Христан Ермаков залихватски заломил набекрень свою грязно-белую папаху. Он беззаботно смеялся. Разве он не отправлялся в поход под началом своего кумира Емельяна Пугачева? Разве они не разгромят турок? А когда он вернется, то немедля возьмет в жены вдову Коршунову.
Дождик прошел, и на западе заблистала двойная радуга.
– Знамение! – крикнула Наталья Ушакова. – Чудесное знамение!
– Знамение, – эхом откликнулись остальные женщины, часто крестясь. Пугачев свесился с седла и поцеловал Казю.
– Не балуй тут без меня, – он за подбородок приподнял ее лицо.
– Уж побалуешь, одни старики в станице остались, – она, как прежде, озорно улыбнулась. Пугачев смягчился от шутки и подобревшим голосом отдавал последние распоряжения.
Казя вместе с толпой остальных женщин махала вслед казакам платочком. Казаки скакали не оборачиваясь, и только молодой Христан повернулся в седле и приветственно потряс длинной пикой.
Потревоженные сурки выбрались из своих нор и бусинками глаз провожали скачущую мимо казачью конницу.
Фигурки всадников растворились в бескрайней степи и исчезли за завесой дождя. «Этот поход может стать для Пугачева последним», – подумала Казя и представила, как его втоптанное в грязь, окровавленное тело клюют вороны. Эта мысль заставила ее вздрогнуть, но она не ощутила настоящей тревоги и боли.

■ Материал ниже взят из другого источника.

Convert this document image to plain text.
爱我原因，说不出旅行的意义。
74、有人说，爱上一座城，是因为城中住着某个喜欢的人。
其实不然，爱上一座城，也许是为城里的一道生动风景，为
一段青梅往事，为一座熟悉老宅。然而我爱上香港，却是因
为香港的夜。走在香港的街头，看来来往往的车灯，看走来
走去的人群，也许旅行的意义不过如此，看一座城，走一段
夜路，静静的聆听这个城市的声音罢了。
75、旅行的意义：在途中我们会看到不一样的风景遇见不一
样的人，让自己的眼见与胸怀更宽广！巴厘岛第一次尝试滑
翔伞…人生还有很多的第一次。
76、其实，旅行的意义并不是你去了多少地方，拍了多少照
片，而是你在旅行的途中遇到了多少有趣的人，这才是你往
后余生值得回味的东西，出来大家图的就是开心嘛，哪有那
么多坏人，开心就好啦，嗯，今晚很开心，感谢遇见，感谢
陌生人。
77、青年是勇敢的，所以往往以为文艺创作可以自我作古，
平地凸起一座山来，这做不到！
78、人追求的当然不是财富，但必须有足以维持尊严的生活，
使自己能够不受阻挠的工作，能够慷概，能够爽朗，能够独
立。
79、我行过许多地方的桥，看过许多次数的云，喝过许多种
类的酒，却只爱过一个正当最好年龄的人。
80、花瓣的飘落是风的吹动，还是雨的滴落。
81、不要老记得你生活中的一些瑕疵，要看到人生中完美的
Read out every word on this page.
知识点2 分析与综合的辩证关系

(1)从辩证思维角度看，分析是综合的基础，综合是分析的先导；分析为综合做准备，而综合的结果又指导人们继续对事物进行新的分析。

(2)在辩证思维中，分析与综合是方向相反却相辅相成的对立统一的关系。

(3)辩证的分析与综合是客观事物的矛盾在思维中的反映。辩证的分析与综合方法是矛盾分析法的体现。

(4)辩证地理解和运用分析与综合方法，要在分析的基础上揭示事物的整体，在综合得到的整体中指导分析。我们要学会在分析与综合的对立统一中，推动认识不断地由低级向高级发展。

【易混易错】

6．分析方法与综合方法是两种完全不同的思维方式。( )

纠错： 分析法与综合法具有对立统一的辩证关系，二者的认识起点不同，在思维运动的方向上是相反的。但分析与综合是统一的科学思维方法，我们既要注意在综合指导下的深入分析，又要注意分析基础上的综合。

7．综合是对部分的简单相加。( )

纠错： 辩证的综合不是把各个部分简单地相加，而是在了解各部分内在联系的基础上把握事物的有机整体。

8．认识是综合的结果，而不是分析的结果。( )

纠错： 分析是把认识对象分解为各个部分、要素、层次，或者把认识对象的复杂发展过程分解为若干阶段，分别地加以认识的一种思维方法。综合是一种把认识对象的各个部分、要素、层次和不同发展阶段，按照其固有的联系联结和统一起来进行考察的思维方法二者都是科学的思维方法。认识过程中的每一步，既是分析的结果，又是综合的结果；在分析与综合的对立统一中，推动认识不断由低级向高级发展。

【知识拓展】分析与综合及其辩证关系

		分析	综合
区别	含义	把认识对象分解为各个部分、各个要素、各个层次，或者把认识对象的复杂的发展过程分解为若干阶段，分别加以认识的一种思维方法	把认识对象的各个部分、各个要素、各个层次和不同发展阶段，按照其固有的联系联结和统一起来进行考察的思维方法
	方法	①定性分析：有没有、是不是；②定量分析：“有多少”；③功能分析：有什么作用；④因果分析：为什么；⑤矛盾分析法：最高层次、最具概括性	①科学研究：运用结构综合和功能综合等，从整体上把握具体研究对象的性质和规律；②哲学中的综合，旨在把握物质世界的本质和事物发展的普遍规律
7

Но Пугачев вернулся. В жаркий сентябрьский денек, скача далеко впереди всей казачьей ватаги. По пыльным станичным улицам с дикими воплями неслись ребятишки. «Едут! Едут!» Бросив свои домашние дела, все женщины поторопились на окраину станицы, в степь. Казя помедлила у корыта и выбежала на улицу с мокрыми от мыльной пены руками.
Женщины сбились в безмолвную группу и, прикладывая руки к глазам, напряженно вглядывались в пыльное облако, обволакивающее отряд всадников. Каждая стремилась узнать своего мужа. Казя увидела Пугачева и, к своему удивлению, с облегчением вздохнула. Он подъехал к ней.
– Я воротился, – только и сказал он.
Она дотронулась до его руки и радостно улыбнулась. Его лицо превратилось в маску из спекшейся пыли и грязи, на которой неестественно ярко горели глаза. Конь под Пугачевым прихрамывал и тяжело, с запалом, дышал. Он направил истощенного коня к хате, а Казя в молчании пошла рядом с ним. Позади раздавались возгласы остальных женщин, и вдруг теплый, солнечный воздух прорезал высокий горестный крик.
– Христан Ермаков, – нехотя проговорил он. – Но он рубился, как леший. Попомнят нехристи его саблю.
Надрывные причитания матери Христана сопровождали их до самой хаты. Пока Пугачев расседлывал лошадь, Казя приготовила кувшин с горячей водой и собрала пообедать.
Однако Пугачев не стал умываться, не притронулся к пище и даже не поцеловал Казю. Он до краев налил в кружку водки и выпил ее одним глотком. Налил заново и вновь осушил одним духом. Он утерся ладонью и посмотрел на нее покрасневшими глазами, проведя языком по черным потрескавшимся губам.
– Ложись на лавку, – грубо приказал он.
От запаха его немытого тела Казю едва не вырвало; она пыталась сопротивляться, но он в ярости сорвал с нее всю одежду.
– Нет! Не сейчас! Сначала умойся! – не обращая внимания на ее протесты, он опрокинул ее навзничь. Борода Пугачева кишела множеством вшей, которые немедленно устремились на Казю. Наконец, с блаженным, протяжным стоном он привалился к стене.
– Казак не могет без бабы.
Он дотянулся до кувшина и выпил воды. Запекшаяся кровь под его отросшими ногтями вызвала у Кази острое отвращение. Она соскочила с лавки и закуталась в одеяло. Сейчас, когда Пугачев был похож на вылезшего из берлоги зверя, она не хотела, чтобы он видел ее обнаженной.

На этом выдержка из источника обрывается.